Но дедушка покачал головой:
— Нет, не могу. Меня уже, считай, нету. Да и ты смотри — что я приходил, никому ни слова.
— Даже маме? — Юра не на шутку огорчился.
— Никому, — повторил дед не без строгости. — Ну, пошли в комнату, сядем, и ты мне всё расскажешь…
Они говорили до самого рассвета. Когда же на тёмно-сером небе показалась алая зорька, дед поднялся с кресла.
— Ну всё, Юрка, мне пора.
— Деда, а ты ещё придёшь?
— Приду. Как будет полгода — обязательно приду. А пока прощай. Будь умницей.
Помахав внуку рукой на прощание, покойный дед вышел из комнаты…
***
Слово своё он сдержал. Полгода нетерпеливого ожидания, перемешанного порой сомнением: а не приснилось ли всё это? Полгода тоски оттого, что так не хватает дедушки — и вот уже наступает долгожданная ночь. Медленные стрелки настенных часов доползли, наконец, до двенадцати — и вот в комнату входит дедушка.
— Здорово, деда! — радостным шёпотом восклицает мальчик.
— Здорово, Юрка! Ну, как жизнь? Налаживается?
И снова время до рассвета пролетело за разговорами. Не успел Юра рассказать дедушке и половины того, о чём думал все эти полгода, тщательно подбирая слова и представляя во всех красках, как он скажет это дедушке, и что он ему ответит, как небо незаметно начало светлеть.

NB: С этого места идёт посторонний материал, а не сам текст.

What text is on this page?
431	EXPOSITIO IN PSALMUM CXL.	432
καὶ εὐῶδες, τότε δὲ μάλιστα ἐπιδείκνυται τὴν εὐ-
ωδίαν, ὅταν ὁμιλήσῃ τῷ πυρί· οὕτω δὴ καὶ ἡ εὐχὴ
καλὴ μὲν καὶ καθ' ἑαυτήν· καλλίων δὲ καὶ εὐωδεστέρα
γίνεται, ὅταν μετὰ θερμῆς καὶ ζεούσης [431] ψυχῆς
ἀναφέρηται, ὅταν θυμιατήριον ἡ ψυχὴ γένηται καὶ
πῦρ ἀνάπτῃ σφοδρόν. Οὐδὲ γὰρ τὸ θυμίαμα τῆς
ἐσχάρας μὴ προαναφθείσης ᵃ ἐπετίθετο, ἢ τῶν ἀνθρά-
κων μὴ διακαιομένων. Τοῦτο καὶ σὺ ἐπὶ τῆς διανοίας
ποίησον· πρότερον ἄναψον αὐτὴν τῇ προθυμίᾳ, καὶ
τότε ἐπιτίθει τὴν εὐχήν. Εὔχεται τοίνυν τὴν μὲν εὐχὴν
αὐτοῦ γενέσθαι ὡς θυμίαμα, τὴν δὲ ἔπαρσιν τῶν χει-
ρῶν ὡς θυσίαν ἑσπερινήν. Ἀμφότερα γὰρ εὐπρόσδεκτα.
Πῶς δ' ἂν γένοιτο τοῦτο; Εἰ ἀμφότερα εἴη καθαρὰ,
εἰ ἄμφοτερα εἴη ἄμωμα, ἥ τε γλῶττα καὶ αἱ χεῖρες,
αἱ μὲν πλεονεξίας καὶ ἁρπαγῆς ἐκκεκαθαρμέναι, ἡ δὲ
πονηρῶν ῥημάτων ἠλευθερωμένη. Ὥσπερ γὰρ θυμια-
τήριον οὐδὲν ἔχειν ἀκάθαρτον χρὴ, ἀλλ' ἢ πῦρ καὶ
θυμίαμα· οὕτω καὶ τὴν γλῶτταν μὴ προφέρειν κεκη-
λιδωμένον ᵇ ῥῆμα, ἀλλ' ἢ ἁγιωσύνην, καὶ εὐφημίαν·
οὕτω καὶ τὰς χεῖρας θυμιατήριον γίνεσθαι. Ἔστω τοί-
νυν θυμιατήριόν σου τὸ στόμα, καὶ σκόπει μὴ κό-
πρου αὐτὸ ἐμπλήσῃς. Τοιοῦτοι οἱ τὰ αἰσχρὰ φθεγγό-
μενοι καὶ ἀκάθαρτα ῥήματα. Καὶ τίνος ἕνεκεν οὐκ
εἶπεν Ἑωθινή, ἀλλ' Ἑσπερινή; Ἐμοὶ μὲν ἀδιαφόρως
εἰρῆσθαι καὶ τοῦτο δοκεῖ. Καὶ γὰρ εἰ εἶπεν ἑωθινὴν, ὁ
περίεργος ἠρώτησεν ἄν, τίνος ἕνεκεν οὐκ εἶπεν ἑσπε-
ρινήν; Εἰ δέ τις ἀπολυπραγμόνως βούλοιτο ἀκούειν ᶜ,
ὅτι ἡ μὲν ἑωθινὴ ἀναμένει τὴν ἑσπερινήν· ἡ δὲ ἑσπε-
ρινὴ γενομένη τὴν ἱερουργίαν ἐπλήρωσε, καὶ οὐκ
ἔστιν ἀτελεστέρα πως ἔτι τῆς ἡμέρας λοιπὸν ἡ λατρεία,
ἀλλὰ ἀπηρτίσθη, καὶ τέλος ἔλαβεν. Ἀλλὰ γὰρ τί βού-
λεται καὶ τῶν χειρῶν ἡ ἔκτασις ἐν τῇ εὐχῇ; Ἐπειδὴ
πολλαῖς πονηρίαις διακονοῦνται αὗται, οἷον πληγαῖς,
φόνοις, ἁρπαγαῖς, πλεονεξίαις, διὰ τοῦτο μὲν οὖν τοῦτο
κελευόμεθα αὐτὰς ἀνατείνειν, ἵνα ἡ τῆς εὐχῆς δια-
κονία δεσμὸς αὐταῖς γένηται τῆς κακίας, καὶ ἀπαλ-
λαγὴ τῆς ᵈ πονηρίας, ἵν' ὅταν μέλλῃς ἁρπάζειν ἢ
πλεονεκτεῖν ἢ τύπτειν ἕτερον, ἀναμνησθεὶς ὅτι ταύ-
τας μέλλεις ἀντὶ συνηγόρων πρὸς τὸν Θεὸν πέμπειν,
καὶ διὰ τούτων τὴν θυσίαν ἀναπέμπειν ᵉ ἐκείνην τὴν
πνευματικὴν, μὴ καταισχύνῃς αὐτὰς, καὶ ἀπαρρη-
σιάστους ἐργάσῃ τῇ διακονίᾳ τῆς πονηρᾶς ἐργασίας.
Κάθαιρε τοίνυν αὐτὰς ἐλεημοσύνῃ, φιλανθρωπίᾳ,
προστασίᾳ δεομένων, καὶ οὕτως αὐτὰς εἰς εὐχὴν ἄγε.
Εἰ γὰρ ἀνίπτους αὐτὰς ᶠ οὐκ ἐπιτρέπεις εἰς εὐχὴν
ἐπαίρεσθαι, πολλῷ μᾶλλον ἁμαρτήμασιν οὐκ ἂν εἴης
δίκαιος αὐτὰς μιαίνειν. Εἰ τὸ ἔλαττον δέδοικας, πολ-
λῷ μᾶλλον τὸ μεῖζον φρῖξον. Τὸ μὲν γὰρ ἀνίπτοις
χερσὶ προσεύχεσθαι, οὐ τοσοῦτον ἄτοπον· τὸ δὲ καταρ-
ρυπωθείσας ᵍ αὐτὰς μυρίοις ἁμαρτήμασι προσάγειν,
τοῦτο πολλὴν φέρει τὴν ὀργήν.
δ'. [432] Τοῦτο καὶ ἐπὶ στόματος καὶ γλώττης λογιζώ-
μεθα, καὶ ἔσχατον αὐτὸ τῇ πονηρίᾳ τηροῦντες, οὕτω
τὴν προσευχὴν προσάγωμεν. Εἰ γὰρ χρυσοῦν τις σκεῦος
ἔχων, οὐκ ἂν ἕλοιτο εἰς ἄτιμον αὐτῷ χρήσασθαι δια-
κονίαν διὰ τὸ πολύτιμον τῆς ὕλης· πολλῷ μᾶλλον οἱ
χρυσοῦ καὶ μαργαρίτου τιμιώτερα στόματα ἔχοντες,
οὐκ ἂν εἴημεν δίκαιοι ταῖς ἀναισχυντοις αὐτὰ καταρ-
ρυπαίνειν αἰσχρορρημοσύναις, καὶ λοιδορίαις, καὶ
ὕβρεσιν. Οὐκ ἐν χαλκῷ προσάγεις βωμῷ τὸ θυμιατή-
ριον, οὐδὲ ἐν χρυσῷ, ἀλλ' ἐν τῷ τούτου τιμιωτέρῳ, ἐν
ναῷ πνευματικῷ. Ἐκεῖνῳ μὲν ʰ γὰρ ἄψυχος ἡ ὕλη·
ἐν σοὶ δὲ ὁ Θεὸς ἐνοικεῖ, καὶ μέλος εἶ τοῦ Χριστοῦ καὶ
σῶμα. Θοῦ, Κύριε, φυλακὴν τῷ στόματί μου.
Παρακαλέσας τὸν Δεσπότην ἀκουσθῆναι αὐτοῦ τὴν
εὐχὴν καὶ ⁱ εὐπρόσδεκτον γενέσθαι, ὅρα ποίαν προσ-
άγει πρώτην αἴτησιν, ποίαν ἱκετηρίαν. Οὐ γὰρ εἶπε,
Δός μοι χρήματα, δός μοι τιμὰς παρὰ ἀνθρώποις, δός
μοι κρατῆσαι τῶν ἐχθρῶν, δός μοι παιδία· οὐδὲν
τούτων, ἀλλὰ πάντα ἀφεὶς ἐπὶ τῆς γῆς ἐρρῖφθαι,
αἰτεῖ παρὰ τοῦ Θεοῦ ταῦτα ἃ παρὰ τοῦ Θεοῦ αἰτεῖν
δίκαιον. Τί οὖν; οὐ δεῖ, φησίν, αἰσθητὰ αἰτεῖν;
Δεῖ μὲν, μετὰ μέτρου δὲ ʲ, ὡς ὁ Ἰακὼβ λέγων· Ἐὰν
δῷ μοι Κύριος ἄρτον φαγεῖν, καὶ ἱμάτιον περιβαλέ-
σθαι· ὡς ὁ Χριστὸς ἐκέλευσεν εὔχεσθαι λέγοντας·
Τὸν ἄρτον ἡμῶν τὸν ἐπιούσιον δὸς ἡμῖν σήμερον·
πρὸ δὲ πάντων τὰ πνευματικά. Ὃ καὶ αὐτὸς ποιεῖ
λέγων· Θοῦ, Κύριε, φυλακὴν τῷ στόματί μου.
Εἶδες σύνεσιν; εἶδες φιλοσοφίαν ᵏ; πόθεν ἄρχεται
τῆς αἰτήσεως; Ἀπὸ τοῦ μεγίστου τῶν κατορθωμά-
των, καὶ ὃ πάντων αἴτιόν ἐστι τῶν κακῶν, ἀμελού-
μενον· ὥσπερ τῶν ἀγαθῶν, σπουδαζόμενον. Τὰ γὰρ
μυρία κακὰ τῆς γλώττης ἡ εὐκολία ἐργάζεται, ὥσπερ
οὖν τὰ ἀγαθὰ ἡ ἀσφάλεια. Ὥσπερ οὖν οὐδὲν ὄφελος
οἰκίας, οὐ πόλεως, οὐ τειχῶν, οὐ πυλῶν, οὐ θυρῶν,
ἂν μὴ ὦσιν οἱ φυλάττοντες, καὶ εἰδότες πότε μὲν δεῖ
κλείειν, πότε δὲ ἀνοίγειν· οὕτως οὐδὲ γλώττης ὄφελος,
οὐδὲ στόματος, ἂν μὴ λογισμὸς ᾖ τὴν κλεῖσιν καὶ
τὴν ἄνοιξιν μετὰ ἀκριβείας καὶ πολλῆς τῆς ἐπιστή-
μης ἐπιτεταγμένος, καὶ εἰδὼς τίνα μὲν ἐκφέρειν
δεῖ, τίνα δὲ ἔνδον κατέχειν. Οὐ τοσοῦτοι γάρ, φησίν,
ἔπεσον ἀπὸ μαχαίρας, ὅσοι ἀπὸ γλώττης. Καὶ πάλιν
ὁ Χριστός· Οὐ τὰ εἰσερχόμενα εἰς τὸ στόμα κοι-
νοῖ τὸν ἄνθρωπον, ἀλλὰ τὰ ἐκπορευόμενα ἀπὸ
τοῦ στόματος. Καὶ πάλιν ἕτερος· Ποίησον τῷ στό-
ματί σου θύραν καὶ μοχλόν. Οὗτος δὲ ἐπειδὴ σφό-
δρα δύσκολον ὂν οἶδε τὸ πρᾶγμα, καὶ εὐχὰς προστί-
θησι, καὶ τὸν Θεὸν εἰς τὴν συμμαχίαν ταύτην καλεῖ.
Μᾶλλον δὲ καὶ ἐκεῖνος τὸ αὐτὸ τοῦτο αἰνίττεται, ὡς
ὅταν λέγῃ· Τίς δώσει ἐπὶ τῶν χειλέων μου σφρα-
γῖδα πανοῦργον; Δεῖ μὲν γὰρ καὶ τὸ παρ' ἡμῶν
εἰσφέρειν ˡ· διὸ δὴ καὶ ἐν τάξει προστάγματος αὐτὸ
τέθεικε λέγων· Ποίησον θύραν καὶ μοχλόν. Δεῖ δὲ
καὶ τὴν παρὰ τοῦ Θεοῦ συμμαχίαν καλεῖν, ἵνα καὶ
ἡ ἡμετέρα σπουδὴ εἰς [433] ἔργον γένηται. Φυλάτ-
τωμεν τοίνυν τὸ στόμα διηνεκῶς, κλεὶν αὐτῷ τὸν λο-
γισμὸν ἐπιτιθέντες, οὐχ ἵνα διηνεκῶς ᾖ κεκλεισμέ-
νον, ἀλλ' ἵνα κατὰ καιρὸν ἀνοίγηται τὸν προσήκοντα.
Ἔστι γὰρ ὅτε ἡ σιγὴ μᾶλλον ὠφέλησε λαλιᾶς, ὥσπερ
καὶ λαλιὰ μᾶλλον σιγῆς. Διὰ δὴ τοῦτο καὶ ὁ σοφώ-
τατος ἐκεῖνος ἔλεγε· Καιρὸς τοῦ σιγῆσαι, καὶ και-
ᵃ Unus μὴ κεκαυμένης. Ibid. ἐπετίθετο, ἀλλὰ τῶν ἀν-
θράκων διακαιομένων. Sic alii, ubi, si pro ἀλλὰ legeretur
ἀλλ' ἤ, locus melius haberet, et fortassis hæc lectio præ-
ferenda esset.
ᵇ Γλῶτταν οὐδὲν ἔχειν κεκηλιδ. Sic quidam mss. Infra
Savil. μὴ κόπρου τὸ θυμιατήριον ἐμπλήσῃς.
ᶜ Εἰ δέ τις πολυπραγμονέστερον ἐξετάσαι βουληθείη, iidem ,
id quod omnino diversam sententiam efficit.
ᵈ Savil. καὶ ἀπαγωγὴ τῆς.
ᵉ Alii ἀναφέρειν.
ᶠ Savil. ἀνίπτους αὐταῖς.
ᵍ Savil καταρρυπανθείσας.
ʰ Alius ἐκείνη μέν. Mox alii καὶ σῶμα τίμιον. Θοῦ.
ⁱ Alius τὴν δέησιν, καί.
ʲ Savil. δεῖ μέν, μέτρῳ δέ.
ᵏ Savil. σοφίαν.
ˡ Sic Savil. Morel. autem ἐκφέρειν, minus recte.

— Вот что, Юрка, — сказал неожиданно дед. — Просьба у меня к тебе.
— Какая, деда?
— А вот такая… — с этими словами покойный протянул внуку серёжки из чуть потемневшего от времени серебра, с овальным малахитом, тяжёлые. — Это серёжки Марьи Дмитриевны — они ей ещё от прабабки достались, она их давно потеряла. Верни ей, хорошо.
— Хорошо, деда, — ответил Юра, взяв их в руки. — Завтра же отдам.
— Нет, ты лучше положи ей в почтовый ящик. А то будет спрашивать: где нашёл, как нашёл? Не скажешь же ты ей: покойный дед передал.
Пожалуй, дедушка прав! Что тут ответишь?
— Не волнуйся, деда, я положу.
На следующий день Юра после уроков зашёл в подъезд дома, где жила учительница. Посмотрев по сторонам и не увидев никого, кинул серьги в ящик квартиры номер семь. Затем быстро, пока его не заметили, вышел на улицу. Лишь через несколько лет он узнает, что серёжек Марья Дмитриевна так и не увидела. Любопытная соседка, пользуясь тем, что её ящик уже который год не закрывался на ключ, открыла его, чтобы посмотреть, что пишут. А увидев серёжки, беззастенчиво забрала их себе. Не знал он пока и того, что соседку эту вскоре судили за убийство. Сам же мальчик продолжал жить как прежде, с нетерпением ожидая годины. Дедушка обещал, что непременно придёт.
***
И дедушка пришёл. И на первую годину, и на вторую, и на третью, и на четвёртую. И каждый раз Юра ждал его, ждал и радовался его приходу. Жалел только об одном — что нельзя рассказать родителям. Разве что соврать, будто видел дедушку во сне.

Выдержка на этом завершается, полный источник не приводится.